A nurse also noticed a twitch. Carefully he began asking questions and told Carlos to blink if he said yes. He asked if he wanted to be on life support.
“It was obvious,” said Sue. “He blinked. Then there were small movements. Slowly he would shake his head, move his arms, arms and legs. Then they took him to a skilled nursing facility in Modesto. On August 25 he was able to come home.
The stroke came and went, a whirlwind that spared all structures, a medical certainty that somehow gave way to intervention.
Carlos is working again. He’s filing stories for Extra Innings softball, helping high school kids connect with colleges, telling stories. He has a follower out there, but then he can always – do anything.
At the Orange County Register, he covered all kinds of high school sports, but his heart was in the ring and the octagon. Carlos went in for fights big and small, went to the gym, got to know the trainers and the cutmen.
In 2007, Manny Pacquiao fought against Oscar de la Hoya, which was largely rejected. How to jump into a lightweight ring with the most famous welterweight of his time?
A ballroom filled with boxing journalists from around the world gathered in Las Vegas. The only person who was (a) not Filipino and (b) convinced that Pacquiao would win was Carlos. Pacquiao then sent De La Hoya into retirement.

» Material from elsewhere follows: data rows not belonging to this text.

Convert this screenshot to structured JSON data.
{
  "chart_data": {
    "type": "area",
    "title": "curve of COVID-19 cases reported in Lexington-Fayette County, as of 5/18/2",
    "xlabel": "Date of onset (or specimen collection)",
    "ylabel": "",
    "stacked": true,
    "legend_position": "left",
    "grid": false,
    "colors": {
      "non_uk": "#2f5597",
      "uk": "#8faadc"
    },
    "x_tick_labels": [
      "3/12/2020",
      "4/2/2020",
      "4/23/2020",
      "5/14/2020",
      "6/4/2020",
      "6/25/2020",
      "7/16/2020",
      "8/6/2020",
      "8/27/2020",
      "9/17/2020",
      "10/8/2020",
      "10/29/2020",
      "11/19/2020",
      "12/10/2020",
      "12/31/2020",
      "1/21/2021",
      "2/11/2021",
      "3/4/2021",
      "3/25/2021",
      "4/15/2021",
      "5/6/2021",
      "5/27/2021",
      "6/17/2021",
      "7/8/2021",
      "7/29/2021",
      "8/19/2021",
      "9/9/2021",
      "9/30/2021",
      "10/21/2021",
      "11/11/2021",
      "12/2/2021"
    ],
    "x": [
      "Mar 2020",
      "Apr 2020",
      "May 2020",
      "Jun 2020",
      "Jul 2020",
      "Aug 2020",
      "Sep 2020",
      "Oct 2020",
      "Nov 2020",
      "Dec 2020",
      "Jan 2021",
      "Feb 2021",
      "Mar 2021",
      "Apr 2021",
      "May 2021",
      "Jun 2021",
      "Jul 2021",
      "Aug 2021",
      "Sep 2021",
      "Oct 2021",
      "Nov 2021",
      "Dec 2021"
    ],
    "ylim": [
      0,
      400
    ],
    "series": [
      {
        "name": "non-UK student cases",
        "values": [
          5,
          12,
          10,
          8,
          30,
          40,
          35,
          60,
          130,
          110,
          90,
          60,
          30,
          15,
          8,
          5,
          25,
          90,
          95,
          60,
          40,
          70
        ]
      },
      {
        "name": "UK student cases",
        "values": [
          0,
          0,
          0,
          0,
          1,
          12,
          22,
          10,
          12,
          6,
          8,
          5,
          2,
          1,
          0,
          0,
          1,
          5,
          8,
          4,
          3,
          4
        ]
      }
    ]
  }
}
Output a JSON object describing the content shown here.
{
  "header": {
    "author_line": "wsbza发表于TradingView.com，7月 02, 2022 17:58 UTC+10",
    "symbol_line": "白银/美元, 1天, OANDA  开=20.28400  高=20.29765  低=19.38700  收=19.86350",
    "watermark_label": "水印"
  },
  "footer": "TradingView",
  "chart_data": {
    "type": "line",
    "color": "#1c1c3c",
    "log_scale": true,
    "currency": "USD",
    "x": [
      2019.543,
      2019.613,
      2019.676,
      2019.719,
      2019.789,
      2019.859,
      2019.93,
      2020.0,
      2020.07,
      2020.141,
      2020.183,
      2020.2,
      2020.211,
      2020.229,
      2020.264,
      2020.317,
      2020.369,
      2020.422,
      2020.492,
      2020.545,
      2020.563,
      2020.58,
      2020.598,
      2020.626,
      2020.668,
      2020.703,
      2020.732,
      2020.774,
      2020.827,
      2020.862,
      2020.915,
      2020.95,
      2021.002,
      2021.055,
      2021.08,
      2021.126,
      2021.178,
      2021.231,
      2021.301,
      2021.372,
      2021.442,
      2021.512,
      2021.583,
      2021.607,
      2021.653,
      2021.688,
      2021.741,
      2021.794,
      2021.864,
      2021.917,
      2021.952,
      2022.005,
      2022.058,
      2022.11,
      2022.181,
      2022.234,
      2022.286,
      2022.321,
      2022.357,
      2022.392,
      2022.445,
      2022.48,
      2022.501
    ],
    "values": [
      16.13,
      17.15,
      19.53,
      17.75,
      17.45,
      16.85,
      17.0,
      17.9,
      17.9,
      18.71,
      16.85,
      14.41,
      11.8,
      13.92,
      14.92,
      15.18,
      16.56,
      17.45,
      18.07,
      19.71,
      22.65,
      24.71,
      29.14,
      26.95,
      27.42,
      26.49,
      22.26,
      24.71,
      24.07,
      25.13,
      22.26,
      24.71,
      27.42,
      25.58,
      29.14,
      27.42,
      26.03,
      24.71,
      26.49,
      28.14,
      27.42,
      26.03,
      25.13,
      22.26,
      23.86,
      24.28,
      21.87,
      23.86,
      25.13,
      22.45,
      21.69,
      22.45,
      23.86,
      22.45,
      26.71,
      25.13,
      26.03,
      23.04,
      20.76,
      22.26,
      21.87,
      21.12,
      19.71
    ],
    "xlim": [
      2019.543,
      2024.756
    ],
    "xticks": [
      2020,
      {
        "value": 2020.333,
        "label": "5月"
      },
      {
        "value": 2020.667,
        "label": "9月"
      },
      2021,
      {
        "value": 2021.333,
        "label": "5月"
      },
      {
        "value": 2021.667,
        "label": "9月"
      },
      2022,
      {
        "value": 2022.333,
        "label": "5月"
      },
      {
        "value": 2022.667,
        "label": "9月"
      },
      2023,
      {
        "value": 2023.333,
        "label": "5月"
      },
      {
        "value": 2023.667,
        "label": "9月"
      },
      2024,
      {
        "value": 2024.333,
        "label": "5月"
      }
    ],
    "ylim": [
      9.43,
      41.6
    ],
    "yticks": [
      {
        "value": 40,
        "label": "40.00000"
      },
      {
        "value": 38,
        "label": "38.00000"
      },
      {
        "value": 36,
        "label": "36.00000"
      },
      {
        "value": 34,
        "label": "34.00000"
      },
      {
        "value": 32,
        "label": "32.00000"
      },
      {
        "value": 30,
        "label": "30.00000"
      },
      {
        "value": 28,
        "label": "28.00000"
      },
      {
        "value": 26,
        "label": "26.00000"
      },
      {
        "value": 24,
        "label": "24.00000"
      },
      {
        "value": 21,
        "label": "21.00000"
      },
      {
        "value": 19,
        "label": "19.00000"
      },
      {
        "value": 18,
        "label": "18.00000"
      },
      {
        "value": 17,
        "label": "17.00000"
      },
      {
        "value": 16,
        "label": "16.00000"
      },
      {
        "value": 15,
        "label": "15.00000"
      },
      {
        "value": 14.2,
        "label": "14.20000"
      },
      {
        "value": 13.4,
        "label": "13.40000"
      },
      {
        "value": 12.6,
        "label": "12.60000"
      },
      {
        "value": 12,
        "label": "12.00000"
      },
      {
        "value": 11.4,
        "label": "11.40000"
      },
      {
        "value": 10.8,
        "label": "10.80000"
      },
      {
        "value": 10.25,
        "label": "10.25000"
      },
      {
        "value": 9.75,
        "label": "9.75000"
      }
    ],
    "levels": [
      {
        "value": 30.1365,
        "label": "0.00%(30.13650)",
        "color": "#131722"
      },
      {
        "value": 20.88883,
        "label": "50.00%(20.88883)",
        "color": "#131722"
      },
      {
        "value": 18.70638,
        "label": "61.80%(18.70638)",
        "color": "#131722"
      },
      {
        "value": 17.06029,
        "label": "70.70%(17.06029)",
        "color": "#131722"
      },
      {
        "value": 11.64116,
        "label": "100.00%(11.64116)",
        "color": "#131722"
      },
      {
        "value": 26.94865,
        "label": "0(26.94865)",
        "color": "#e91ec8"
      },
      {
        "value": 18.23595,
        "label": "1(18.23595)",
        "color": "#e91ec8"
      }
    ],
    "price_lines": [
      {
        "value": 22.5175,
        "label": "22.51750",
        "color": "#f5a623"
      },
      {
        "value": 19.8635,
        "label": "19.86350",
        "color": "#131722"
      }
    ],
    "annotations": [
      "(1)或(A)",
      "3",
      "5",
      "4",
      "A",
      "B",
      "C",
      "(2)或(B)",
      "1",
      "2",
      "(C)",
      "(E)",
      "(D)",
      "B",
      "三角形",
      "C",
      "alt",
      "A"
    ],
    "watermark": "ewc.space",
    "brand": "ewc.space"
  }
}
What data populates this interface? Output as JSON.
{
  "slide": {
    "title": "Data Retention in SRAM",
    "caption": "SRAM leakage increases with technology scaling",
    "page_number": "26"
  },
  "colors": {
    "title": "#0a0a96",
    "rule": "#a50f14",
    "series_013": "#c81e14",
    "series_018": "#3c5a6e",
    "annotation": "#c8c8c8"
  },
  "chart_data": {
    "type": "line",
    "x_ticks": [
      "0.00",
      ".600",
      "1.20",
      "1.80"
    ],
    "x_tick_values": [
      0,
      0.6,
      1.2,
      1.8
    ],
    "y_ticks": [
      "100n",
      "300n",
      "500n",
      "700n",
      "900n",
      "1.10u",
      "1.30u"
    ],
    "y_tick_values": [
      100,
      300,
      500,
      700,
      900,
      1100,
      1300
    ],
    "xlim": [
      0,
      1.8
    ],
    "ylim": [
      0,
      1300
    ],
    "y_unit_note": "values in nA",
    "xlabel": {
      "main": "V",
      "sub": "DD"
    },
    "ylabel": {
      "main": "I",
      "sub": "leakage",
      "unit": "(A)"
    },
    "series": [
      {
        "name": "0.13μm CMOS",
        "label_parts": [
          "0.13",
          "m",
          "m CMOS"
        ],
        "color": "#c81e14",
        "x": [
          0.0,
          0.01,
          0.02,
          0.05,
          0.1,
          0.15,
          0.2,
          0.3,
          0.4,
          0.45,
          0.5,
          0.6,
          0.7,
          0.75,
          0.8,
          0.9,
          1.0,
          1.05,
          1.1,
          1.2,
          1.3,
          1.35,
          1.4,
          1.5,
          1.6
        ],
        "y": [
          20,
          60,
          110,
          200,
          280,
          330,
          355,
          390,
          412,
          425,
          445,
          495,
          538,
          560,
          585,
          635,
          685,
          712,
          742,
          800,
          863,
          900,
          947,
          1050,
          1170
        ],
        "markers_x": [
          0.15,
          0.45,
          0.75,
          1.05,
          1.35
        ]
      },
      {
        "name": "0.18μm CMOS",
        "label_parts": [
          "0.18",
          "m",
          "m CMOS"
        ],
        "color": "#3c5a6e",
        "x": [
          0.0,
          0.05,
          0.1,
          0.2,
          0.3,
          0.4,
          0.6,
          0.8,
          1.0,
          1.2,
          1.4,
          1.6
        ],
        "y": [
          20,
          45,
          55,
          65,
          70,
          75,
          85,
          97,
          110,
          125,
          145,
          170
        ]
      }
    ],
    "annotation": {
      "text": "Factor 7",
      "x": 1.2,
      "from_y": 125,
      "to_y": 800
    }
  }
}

At the time you knew that Carlos didn’t care much about probability.
But Carlos often appeared at the StubHub Center, in Carson, as it was known, after boxing Saturday night when he covered football or wrestling that afternoon.
In a year stunned by death and illness, Carlos’s position seemed out of bounds and unfair. Can anyone be more pure and innocent than this? What kind of lord would subtly target him?
Sue and Will didn’t let themselves be missed.
“We kept praying that God would reveal what He wanted,” she said. “Through it all, he kept Carlos’s limbs strong, whatever it may be, and I think that’s why he’s come.
“My brother, Joe Archuleta, was paralyzed in a motorcycle accident and lived to be 50. I would have accepted it for Carlos.”
Throughout it all, Joe passed away, and Will had to battle COVID-19 and pneumonia. Carlos settled into long weeks of difficult physical therapy. But he acts and talks just like he did before, and he still puts heart and soul into the Raiders’ game. His right leg is not working yet, so he uses a walker. He can’t drive, but it seems like a minor hindrance.
Last week someone told Carlos that he was the easy winner of the Comeback Player of the Year award in 2021. He laughed and wanted to know if there were any plaques.
“It was crazy,” he said. “I was so foggy through all of this. Then I found out they would remove my organs without me knowing. I’m glad they waited two hours.
“I’ve seen a lot of people say nice things. I hear people say Twitter is bad, but for me it’s all good. And physical therapy has gotten really crazy. I go twice a week This woman, Janelle, taught me how to fall properly, how to shower, little tricks for doing anything. You never know what someone can teach you until you’re sitting there Helpless.”
You never know what you might learn from someone who left a place in the world and then took it over.
Thank a god who likes to cut things up close, and the doctor who took the gift and ran with it, and in particular, the word “is”.